Sometimes you just re-read previous installments, maybe one a week. Find something inspiring in it, consider if you could add it to a bit of habit forming effort.
Myopia rehab is like playing the tape (of your progressive descent into myopia), but backwards.
Think about all the things you know now, vs. before you started.
Consider all the things I have introduced you to, over time. It is basically all reversing the course, of what got you into myopia in the first place. You were wearing your glasses a lot, at full prescription. Before then, you had a bit lower prescription. Before then, you spent just a little less time up close. Lower prescription. Maybe as far back as twenties or teens even, more outdoor time. Another optometrist visit, a much lower prescription back then.
There is no magic here. We just account for your current lifestyle, and then start rewinding the process.
And by now you know it works. You’ve got the improving centimeter measurements, you have lower prescription glasses. You have experienced clear flashes, and (probably) more than one lowered normalized prescription.
How fast do you want to (or can you) keep progressing?
So much of it is allowing yourself to not feel stressed by this. Think of pushing focus. We don’t go all crazy, far into the blur zone of the screen. That would be pointless. We just push, ever so gently, right to the edge of focus. The same is true for the rehab process. I don’t want you to jump out of the proverbial window, pushing focus 6 hours per day, and then doing every other exercise we have discussed.

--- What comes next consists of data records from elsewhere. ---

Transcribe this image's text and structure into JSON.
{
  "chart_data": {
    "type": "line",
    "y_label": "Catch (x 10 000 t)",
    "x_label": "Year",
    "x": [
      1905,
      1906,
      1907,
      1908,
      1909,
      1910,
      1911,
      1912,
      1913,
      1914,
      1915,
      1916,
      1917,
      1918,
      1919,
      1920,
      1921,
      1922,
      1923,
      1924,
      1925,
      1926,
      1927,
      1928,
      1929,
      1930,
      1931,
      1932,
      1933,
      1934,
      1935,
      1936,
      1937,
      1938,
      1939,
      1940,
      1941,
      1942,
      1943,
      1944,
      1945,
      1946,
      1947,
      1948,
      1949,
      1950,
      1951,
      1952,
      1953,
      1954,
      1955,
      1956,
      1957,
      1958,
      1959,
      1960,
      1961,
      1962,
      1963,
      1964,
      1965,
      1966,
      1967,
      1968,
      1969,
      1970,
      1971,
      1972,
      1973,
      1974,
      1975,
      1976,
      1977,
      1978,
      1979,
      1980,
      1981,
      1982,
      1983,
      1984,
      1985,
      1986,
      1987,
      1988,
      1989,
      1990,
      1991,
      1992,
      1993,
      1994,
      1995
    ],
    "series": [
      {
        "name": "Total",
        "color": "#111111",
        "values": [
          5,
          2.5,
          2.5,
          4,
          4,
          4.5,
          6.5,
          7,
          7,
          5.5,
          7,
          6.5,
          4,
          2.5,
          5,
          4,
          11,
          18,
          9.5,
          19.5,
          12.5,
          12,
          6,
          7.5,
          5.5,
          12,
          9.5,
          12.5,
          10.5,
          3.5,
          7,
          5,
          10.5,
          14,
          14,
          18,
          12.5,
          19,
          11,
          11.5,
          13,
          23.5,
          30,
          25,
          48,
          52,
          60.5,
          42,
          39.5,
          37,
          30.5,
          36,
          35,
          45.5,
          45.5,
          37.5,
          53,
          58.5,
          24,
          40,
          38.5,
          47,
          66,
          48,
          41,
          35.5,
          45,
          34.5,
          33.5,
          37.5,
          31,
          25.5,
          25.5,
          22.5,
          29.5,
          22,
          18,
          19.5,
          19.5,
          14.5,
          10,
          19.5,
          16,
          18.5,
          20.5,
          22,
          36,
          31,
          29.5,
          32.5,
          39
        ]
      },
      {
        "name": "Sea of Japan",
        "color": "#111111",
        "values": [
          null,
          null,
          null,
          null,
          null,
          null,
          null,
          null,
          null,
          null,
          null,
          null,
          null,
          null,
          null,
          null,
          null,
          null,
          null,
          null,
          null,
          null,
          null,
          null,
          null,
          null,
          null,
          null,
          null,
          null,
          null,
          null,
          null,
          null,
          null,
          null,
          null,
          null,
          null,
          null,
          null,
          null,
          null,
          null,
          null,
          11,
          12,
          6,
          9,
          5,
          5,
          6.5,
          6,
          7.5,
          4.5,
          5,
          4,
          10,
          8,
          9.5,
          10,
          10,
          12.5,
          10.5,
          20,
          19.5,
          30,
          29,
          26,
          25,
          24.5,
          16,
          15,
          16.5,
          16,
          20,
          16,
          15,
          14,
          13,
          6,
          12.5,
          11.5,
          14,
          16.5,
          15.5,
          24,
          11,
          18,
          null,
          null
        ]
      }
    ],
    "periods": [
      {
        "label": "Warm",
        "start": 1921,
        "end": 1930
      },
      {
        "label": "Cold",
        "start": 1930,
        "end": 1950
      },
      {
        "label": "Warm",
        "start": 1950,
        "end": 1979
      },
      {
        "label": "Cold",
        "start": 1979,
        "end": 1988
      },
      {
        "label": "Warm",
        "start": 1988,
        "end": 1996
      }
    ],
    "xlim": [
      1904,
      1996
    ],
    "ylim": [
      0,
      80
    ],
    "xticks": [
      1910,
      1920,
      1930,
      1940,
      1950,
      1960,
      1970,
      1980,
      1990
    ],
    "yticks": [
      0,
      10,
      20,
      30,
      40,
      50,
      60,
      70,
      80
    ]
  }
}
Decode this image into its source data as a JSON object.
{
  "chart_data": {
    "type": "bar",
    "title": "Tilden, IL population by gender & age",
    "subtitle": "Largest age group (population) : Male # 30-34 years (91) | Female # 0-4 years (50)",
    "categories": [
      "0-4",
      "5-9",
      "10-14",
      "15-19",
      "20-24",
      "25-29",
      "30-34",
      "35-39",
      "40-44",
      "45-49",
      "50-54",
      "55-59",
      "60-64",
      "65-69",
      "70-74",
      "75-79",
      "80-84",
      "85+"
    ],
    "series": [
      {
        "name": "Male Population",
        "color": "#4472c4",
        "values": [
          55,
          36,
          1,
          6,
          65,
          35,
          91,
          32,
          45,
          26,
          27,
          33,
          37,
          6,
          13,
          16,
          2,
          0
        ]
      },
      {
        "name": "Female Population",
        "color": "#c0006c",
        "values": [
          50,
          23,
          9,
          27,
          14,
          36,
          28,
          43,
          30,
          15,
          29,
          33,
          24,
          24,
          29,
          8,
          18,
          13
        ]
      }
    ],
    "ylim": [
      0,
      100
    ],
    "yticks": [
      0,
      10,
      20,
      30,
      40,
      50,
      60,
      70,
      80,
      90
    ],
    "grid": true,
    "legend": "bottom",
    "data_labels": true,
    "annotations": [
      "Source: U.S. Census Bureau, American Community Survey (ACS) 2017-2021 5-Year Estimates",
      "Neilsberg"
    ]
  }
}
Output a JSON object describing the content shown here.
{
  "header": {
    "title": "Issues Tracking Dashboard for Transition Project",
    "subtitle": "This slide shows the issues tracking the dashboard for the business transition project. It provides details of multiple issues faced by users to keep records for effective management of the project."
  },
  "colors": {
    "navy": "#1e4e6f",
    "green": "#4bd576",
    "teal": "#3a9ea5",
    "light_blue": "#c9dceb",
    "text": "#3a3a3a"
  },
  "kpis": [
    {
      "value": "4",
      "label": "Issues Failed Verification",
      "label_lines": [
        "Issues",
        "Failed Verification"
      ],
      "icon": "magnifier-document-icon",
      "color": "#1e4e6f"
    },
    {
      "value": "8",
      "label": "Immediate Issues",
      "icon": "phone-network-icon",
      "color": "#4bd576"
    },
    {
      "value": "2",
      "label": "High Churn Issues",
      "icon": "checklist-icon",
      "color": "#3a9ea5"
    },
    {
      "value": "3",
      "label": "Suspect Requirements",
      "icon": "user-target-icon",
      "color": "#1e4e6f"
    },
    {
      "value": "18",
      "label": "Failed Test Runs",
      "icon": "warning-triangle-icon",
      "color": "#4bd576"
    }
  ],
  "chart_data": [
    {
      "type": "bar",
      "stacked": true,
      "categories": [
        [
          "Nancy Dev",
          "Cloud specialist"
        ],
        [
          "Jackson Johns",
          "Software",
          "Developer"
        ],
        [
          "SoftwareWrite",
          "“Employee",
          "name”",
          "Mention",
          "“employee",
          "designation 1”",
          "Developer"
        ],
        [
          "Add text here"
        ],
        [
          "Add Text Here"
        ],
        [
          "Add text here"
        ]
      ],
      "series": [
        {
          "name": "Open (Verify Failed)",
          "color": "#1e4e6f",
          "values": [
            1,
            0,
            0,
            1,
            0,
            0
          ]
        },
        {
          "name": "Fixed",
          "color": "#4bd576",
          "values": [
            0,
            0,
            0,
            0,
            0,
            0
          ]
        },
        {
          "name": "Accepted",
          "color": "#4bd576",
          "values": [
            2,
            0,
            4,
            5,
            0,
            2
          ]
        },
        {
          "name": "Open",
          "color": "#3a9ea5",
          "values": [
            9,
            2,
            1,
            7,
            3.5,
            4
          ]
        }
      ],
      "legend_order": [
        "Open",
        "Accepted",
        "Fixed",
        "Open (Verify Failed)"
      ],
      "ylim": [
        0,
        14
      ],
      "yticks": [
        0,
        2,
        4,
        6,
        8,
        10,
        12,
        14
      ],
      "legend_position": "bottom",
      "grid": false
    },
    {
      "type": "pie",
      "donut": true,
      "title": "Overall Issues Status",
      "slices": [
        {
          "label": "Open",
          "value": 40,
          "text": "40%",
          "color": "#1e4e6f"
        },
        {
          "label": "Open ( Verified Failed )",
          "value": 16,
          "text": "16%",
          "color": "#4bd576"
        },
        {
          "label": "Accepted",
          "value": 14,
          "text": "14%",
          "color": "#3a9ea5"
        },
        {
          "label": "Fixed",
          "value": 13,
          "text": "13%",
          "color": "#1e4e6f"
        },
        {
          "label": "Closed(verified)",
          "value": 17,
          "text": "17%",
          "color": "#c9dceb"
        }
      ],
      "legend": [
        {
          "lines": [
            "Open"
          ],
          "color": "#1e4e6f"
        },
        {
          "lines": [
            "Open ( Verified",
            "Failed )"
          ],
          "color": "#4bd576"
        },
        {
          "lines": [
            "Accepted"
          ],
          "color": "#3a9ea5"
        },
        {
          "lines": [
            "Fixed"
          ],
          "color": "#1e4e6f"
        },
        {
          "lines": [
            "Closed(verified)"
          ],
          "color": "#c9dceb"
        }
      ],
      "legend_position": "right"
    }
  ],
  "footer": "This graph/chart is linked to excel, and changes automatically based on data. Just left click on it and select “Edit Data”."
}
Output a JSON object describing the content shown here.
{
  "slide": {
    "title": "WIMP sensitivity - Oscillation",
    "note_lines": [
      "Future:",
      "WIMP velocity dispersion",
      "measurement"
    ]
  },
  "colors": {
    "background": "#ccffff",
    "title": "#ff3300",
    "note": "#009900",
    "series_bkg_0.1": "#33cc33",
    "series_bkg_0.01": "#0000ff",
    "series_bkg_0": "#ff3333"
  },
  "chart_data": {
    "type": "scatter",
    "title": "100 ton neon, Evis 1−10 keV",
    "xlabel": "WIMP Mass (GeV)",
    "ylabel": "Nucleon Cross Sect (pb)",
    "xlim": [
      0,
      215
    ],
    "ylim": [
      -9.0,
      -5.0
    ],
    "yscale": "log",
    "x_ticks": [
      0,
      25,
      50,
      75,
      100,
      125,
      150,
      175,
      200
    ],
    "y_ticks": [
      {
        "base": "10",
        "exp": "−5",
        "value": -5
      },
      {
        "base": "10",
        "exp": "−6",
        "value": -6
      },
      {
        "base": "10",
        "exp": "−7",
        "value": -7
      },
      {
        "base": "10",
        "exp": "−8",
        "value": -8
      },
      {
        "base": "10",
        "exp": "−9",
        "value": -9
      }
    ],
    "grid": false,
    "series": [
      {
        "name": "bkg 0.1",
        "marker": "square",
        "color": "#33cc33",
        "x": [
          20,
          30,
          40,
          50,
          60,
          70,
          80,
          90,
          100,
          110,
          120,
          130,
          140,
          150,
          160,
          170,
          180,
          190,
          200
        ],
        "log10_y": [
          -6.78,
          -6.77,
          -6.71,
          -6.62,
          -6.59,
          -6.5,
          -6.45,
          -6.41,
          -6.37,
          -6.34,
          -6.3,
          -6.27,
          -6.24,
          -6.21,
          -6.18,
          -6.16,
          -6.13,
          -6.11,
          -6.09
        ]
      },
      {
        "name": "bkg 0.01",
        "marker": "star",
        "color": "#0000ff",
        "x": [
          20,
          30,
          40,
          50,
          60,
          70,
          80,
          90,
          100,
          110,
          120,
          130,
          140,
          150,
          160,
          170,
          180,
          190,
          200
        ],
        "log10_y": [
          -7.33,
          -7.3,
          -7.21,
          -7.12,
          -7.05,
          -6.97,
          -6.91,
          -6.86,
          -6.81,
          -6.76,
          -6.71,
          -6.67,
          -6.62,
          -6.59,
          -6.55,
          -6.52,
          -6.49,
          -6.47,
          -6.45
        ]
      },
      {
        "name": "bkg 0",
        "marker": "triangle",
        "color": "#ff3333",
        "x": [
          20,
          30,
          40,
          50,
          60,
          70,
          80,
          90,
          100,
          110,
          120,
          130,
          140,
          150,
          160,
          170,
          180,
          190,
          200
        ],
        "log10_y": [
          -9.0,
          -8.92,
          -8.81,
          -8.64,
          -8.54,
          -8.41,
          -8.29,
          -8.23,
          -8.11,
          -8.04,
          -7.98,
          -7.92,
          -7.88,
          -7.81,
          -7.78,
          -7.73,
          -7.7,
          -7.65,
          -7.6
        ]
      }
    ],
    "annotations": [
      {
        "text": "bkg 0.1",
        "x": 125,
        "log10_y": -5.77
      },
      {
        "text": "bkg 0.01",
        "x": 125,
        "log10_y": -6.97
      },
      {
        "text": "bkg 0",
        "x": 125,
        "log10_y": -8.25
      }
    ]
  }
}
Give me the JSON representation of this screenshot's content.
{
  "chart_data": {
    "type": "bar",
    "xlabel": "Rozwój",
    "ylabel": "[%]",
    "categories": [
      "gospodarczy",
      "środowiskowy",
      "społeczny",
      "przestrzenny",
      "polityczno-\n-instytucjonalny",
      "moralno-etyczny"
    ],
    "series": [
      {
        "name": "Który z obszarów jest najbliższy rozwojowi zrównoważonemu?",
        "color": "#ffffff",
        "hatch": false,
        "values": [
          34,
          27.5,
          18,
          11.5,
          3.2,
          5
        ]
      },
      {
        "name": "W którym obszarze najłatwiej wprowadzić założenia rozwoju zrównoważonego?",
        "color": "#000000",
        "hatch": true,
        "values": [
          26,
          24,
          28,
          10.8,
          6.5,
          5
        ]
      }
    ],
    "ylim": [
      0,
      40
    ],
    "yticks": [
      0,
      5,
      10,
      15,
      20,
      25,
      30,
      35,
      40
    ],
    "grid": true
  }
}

You pick and choose. Find your personal edge of focus equivalent of all the things on the menu (installments).
Are you comfortable, taking off an hour of your close-up time? If so, excellent. But if not, maybe you just choose to do the Sunday Off installment. Or you stopped reading books in bed at night, in a dark room. Turned up the ambient light when you watch TV. Any one of these things, paired with your new prescription choices, means you will continue to improve.
I am going to elaborate on some techniques to diversify your focal plane. At this point, you technically don’t need BackTo20/20, to keep improving. But I know from experience, that supporting you on this journey with more trick and strategies and updates is more than helpful. Your odds of sticking with it are notably higher if you keep doing sessions at a rate of about two, possibly three, per week.
Astigmatism correction and equalization (left eye vs. right eye diopter) are topics we are going to explore some more. Depending on your current myopia degree and progress, astigmatism correction changes might be valid for your next normalized prescription.
You have the eye patch for equalization work. Depending on how much you have used it, the degree of difference between your left and right eye, and any progress you have found in centimeter there, we are due for some changes there as well. Remember we need prescription changes to encourage and lock in improvements. And we’ll explore why your differential prescription is actually too high.
Hang in there, take this session to internalize that it’s ok to take breaks. Keep the simple checklist on how to manage “time off” from improving your eyesight, and you’ll be all good.